Cela nous amène vers l’une des déception du festival. Auteur deux semaines auparavant d’un choc émotionnel alléchant à Paris conté par un camarade s’étant rendu à l’anniversaire Warp, je me place correctement pour en prendre plein les mirettes. Aphex Twin a fait du « Windolicker » et non du « Come to Daddy » si on parle single. Ce fut un set fort agréable, mais consensuel et finalement décevant par rapport à la violence que l’on espérait. Beaucoup d’entre nous sont rentrés après cette expérience, déçus.

J’ai continué jusqu’à l’aube, ratant le split et le règlement de compte sur scène de Wavves, surement à cause d’une après midi un peu trop alcoolisée, provoquant un concert complètement raté. J’ai poussé jusqu’à Squarepusher qui a joué tantôt seul avec sa machine et sa guitare (revigorant) et tantôt avec un batteur (Ennuyant et répétif). Malheureusement, la seconde impression l’emporte.


Vendredi

Nouvelle journée avec une arrivée un peu tardive sur le site. Très bonne entrée en matière avec un des groupes le plus cet été, les très bons Sleepy Sun. Le groupe est déjà complètement défoncé. Mais le son est bon sur l’ATP, le concert est obscur, et le spectacle du groupe en train de planer sur leur son psyché est un spectacle assez incroyable. Court passage devant Spiritualized qui joue 1h30 alors qu’il fait encore plein jour un set pop souvent gracieuse, parfois posée, parfois planante et enfin selon les dire, un final de 45 minutes très réussi. Ils n’ont surtout, pas joués à la bonne heure.

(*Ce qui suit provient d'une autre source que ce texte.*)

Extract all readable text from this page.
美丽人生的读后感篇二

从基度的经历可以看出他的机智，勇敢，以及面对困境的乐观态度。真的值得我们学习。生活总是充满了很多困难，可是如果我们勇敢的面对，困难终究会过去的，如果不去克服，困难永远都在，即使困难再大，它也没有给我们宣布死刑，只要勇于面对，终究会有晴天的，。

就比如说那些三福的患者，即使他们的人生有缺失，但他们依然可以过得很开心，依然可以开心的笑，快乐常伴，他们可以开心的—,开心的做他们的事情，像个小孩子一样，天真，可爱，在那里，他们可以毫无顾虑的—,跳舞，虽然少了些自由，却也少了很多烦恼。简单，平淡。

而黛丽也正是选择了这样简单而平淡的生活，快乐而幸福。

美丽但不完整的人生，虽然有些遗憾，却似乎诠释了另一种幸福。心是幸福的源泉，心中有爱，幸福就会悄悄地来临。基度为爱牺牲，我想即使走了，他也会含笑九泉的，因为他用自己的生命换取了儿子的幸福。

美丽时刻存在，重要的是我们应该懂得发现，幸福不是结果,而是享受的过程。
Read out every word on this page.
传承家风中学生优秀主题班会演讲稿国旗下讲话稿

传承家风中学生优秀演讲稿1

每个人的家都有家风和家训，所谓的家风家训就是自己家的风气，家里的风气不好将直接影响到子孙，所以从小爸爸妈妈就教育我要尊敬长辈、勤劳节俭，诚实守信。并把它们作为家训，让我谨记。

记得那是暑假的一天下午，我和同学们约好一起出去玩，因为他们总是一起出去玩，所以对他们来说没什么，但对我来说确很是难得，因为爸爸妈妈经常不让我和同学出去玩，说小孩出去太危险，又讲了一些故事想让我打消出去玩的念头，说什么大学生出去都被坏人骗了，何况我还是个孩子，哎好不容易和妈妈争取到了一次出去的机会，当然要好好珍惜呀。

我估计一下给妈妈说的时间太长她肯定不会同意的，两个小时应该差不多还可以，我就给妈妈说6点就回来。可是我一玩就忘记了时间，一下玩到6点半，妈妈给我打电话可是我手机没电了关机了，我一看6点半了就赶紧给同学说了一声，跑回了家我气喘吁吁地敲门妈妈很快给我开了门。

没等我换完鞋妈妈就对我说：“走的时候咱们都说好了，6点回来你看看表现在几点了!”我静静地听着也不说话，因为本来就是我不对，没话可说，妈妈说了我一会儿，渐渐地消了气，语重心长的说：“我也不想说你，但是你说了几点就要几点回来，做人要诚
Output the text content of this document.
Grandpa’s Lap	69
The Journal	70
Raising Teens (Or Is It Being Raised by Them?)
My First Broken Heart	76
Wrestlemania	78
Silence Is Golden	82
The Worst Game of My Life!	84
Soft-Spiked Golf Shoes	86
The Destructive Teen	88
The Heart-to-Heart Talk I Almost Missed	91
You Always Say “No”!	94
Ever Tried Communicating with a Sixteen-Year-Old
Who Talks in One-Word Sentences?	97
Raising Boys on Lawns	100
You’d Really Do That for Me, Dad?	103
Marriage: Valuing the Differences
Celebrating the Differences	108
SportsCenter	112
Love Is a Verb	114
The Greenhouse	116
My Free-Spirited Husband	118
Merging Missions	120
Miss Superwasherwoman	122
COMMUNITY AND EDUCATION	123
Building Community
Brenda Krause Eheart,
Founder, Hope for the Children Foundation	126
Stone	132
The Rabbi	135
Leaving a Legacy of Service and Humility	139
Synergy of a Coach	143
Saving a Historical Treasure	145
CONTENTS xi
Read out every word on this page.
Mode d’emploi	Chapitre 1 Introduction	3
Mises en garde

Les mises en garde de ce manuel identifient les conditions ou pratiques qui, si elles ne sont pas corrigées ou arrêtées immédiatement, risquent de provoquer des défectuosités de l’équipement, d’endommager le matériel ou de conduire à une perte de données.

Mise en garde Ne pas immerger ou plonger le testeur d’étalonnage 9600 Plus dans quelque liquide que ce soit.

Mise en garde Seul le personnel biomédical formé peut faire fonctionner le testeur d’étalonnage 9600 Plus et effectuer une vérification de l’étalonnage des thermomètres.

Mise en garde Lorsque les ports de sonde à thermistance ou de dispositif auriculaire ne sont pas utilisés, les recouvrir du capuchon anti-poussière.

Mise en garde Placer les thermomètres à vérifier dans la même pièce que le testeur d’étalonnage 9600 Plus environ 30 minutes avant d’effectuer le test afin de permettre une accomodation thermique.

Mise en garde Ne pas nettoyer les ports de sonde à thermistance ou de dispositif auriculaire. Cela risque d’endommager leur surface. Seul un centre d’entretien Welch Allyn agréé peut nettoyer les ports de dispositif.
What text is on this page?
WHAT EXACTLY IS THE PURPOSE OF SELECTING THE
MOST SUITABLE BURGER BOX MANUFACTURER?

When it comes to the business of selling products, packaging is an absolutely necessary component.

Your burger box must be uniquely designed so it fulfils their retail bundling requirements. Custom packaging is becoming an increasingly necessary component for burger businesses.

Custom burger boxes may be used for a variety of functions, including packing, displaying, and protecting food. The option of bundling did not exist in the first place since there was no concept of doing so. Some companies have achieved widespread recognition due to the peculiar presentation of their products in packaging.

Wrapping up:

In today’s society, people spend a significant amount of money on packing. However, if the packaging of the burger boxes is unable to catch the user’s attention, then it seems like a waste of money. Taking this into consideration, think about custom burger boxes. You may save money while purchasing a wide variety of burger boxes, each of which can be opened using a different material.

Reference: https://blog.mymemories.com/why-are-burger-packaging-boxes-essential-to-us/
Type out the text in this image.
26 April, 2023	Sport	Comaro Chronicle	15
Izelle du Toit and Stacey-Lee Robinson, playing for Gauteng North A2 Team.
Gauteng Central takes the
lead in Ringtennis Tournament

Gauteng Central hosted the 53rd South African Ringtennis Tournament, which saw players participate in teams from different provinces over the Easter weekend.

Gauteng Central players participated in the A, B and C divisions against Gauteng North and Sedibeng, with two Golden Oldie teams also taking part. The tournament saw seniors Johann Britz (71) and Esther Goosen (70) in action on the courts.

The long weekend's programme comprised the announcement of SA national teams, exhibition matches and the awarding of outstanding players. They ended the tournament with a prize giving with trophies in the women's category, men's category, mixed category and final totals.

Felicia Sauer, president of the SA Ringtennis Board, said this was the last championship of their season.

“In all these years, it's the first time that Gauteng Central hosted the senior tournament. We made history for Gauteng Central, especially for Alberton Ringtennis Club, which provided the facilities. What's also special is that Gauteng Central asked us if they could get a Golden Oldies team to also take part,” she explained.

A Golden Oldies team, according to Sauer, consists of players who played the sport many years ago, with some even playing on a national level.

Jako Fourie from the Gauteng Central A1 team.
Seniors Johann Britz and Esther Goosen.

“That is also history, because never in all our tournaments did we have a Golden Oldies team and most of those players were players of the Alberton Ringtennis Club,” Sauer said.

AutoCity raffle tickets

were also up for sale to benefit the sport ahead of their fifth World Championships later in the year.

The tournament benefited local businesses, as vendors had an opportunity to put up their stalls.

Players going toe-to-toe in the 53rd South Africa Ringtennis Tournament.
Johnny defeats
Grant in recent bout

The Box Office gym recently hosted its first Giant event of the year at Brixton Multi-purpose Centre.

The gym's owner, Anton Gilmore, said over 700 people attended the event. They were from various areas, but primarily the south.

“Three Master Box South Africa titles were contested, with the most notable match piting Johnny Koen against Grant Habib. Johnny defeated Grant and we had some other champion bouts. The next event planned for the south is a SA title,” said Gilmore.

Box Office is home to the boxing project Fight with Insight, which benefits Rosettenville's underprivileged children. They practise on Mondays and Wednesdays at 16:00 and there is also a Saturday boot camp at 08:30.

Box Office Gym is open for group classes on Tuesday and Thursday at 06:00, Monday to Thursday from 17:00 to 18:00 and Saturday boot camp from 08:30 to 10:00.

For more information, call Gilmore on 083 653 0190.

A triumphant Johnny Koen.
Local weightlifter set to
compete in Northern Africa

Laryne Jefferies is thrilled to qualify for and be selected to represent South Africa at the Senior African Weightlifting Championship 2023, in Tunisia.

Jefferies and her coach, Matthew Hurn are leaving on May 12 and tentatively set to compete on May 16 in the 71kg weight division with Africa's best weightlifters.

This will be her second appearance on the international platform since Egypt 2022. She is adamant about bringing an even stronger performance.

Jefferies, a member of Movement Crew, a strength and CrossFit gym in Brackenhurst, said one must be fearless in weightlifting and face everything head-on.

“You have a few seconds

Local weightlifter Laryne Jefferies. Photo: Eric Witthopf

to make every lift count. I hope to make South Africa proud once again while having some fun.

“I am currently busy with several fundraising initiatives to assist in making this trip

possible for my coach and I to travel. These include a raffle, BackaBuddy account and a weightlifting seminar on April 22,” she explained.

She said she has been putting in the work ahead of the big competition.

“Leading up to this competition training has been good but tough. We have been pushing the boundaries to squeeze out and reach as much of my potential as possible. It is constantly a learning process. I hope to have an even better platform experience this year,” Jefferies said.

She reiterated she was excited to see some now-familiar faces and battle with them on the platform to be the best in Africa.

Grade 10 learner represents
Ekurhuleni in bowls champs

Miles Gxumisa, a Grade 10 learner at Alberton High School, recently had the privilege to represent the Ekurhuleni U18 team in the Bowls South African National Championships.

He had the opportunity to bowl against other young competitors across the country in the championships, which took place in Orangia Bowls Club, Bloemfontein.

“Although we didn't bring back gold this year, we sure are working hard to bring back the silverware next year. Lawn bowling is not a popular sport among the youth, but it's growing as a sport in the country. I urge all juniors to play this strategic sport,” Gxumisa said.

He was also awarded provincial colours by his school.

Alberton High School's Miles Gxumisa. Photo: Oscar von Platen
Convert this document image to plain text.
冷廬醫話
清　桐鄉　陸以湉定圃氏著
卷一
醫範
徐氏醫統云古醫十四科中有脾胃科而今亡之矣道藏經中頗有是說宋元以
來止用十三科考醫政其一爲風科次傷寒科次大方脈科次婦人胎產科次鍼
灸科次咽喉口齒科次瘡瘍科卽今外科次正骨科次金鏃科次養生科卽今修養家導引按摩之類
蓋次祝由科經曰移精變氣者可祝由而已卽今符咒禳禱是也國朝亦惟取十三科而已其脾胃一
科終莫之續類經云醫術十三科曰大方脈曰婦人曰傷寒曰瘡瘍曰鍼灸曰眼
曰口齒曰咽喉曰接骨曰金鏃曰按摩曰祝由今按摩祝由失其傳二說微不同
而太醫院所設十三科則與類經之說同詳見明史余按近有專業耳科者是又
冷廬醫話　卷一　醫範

On préfère les espagnols de Tokyo Sex Destruction... C'est pas très fin, ils sont dans le garage punk efficace. Devant un public étonnamment peu nombreux, ils jouent généreusement, le chanteur sautant partout, en fait des tonnes, mais n’est pas agaçant. L’heure de concert intense se termine par un slam du chanteur par-dessus le mur d’enceinte en atterrissant volontairement sur la batterie, comme ça, pas de rappel.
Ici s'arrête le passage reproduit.